Auto-biographie, auto-fiction, auto-fantasme, ce récit car il ne s’agit ni d’un roman court ni d’une nouvelle longue nous entraîne à tout berzingue dans les (dé)boires d’Eric Neirynck dont j’ai lu tous les livres alors qu’ils sont à mille lieues de ma vie. Glauques, crus, sordides, ses univers n’ont rien de touristique ni d’onirique. Et pourtant, je les aime.

J’ai eu la chance de rencontrer Eric à Paris il y a quelques années, je l’ai trouvé terriblement attachant et… candide malgré son apparence d’armoire à glace. J’aime son écriture spontanée, riche, libre, hard. Ses mots et ses idées coulent comme un robinet que l’on ne peut arrêter. Pas un robinet d’eau tiède mais un goulot ininterrompu de gnôle qui enivre le lecteur et lui tord le cœur, l’estomac et le bas-ventre.
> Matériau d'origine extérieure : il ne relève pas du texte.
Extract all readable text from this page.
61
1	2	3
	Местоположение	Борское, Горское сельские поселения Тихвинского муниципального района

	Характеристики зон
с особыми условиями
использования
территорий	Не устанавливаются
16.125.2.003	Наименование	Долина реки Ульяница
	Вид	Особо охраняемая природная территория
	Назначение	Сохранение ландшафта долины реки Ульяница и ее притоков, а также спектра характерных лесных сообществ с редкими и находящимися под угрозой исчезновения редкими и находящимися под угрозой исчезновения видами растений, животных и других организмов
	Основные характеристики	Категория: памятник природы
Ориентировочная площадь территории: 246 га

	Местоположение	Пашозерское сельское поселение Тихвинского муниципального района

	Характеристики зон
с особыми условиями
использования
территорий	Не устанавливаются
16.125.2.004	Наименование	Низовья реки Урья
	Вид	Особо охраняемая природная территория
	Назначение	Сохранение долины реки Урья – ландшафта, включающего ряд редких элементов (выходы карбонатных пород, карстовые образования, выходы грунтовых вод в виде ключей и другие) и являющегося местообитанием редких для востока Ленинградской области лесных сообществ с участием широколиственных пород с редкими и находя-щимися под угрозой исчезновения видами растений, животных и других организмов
Eric joue du clavier à quatre mains, les deux siennes, plus une de Charles Bukowski et l’autre de Céline, ses deux maîtres en littérature. Il adore, que dis-je, il vénère leur cynisme, leur noirceur, leur haine du conformisme et du politiquement correct. Son « Manuel du bien écrire » s’inspire tout naturellement de leur langue certes à chacun spécifique mais partageant la même capacité décapante de faire surgir, parfois, une lumière sublime du fumier de la vie.
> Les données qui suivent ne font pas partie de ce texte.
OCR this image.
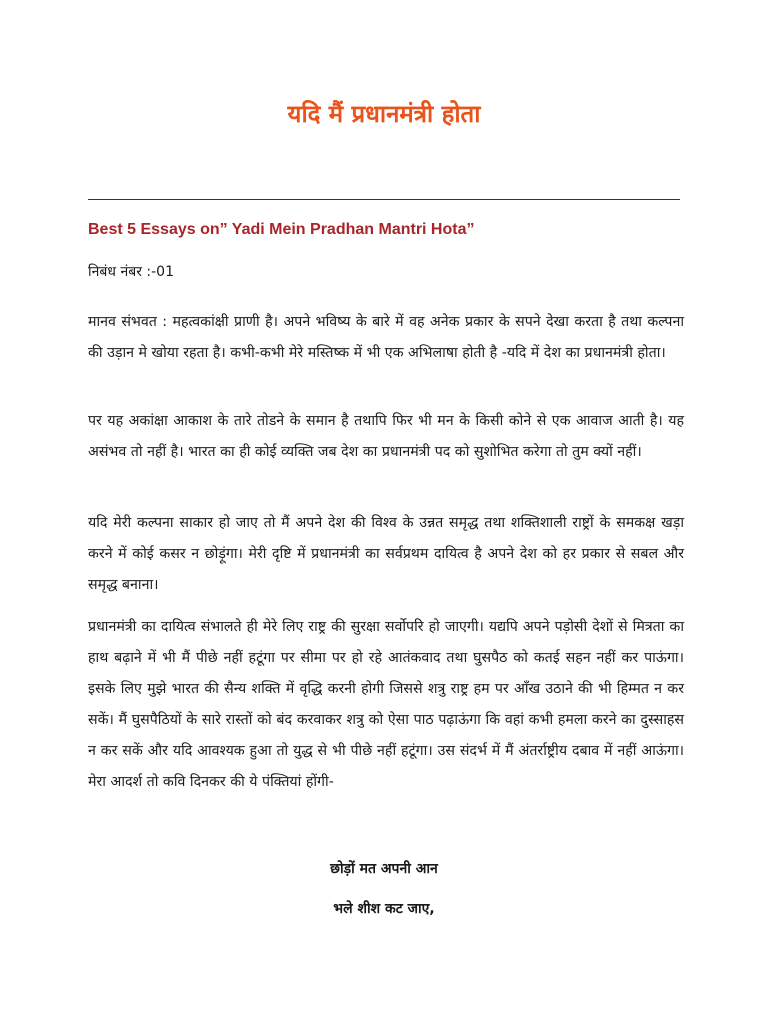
यदि मैं प्रधानमंत्री होता
Best 5 Essays on” Yadi Mein Pradhan Mantri Hota”
निबंध नंबर :-01

मानव संभवत : महत्वकांक्षी प्राणी है। अपने भविष्य के बारे में वह अनेक प्रकार के सपने देखा करता है तथा कल्पना की उड़ान मे खोया रहता है। कभी-कभी मेरे मस्तिष्क में भी एक अभिलाषा होती है -यदि में देश का प्रधानमंत्री होता।

पर यह अकांक्षा आकाश के तारे तोडने के समान है तथापि फिर भी मन के किसी कोने से एक आवाज आती है। यह असंभव तो नहीं है। भारत का ही कोई व्यक्ति जब देश का प्रधानमंत्री पद को सुशोभित करेगा तो तुम क्यों नहीं।

यदि मेरी कल्पना साकार हो जाए तो मैं अपने देश की विश्व के उन्नत समृद्ध तथा शक्तिशाली राष्ट्रों के समकक्ष खड़ा करने में कोई कसर न छोड़ूंगा। मेरी दृष्टि में प्रधानमंत्री का सर्वप्रथम दायित्व है अपने देश को हर प्रकार से सबल और समृद्ध बनाना।

प्रधानमंत्री का दायित्व संभालते ही मेरे लिए राष्ट्र की सुरक्षा सर्वोपरि हो जाएगी। यद्यपि अपने पड़ोसी देशों से मित्रता का हाथ बढ़ाने में भी मैं पीछे नहीं हटूंगा पर सीमा पर हो रहे आतंकवाद तथा घुसपैठ को कतई सहन नहीं कर पाऊंगा। इसके लिए मुझे भारत की सैन्य शक्ति में वृद्धि करनी होगी जिससे शत्रु राष्ट्र हम पर आँख उठाने की भी हिम्मत न कर सकें। मैं घुसपैठियों के सारे रास्तों को बंद करवाकर शत्रु को ऐसा पाठ पढ़ाऊंगा कि वहां कभी हमला करने का दुस्साहस न कर सकें और यदि आवश्यक हुआ तो युद्ध से भी पीछे नहीं हटूंगा। उस संदर्भ में मैं अंतर्राष्ट्रीय दबाव में नहीं आऊंगा। मेरा आदर्श तो कवि दिनकर की ये पंक्तियां होंगी-

छोड़ों मत अपनी आन
भले शीश कट जाए,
L’histoire de Ma folie ordinaire est celle d’un mec que la vie n’aime pas, dis-je, mais qui se crève pour qu’elle ait enfin un peu de tendresse pour lui. Un peu de bonheur quoi, même si ce mot ne veut pas dire grand-chose pour lui. Ses addictions, l’alcool, ses TOC, ses manques, comment s’en débarrasser afin tout simplement d’être un peu aimé ? Il va entamer après beaucoup d’hésitations une thérapie avec une psychanalyste dont les méthodes sont très particulières. Elle lui fera découvrir, par hasard et malgré lui, sa bouée de secours : l’écriture. Ce qui fera dire à un de ses interlocuteurs « Elle avait senti en vous cette petite chose que seuls ont les écrivains. Ce qu’elle qualifiait d’infime espoir au fond d’un désespoir. Promettez-moi, promettez-nous une seule chose. – Quoi ? – Surtout, n’arrêtez jamais d’écrire ».

Jamais, hein, Eric !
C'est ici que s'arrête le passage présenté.